# Hair bows



## Tiny Poodles (Jun 20, 2013)

I have never quite understood how to tie an elastic onto a bow to make my own, but with a pre-made one, I just loop it over three times and it stays in tight. Though unless it is a special occasion, I usually put a small baby Terry hair tie (available on eBay for around a buck for a hundred of them) on first, and tie the rubber band over that, because those rubber bands will break a lot of hair when you take them out.
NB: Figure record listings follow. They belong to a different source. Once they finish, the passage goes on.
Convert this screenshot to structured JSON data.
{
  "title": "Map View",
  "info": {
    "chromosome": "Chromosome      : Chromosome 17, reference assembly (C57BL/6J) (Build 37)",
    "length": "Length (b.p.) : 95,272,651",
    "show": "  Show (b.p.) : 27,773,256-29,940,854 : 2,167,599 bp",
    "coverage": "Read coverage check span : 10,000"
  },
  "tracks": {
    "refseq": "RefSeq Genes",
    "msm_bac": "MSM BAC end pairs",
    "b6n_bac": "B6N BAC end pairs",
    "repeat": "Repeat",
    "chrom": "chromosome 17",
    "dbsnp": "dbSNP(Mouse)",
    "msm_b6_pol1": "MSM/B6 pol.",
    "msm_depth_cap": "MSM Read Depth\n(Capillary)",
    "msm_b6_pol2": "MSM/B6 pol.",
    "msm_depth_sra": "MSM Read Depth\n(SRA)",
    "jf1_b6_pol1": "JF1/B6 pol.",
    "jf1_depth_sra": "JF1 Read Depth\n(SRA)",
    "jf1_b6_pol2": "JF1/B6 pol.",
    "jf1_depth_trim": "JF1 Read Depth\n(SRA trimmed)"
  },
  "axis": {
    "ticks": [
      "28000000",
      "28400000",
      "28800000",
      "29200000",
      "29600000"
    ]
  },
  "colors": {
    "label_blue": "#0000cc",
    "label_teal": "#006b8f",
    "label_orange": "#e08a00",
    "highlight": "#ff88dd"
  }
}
And as a bonus, you can usually re-use the bow after when you put it over the Terry band.
And it may be too soon for you, but recently I have found that Timi is fine with wearing a bow with an alligator clip, so I went on an EBay buying spree of children's bows with alligator clips and got a bunch of beautiful ones really cheap! Of course I tie up the hair with a Terry band first!


----------



## glorybeecosta (Nov 11, 2014)

blueroan said:


> I just figured out the easiest way to make bows for my girl
> 
> 1. Cute a strip of ribbon
> 2. Curve to look like a Pink Ribbon
> ...


You can buy scissors to put bows in with, a hippy friend of mine uses a old roach clip she had from years ago, to put her bows in, LOL


----------



## blueroan (Dec 28, 2015)

It is a bit soon for a clip on type of bow, as Honey is only 16 weeks (read: not that much hair on her ears yet!)

Later I'll post pictures of how I did the ribbons


----------



## TeamPoodle (Aug 10, 2015)

With my toy poodle growing up (and I didn't know/wasn't worried about hair breakage) we found build-a-bear bows were the perfect size for her and as an added bonus were already on an elastic.


----------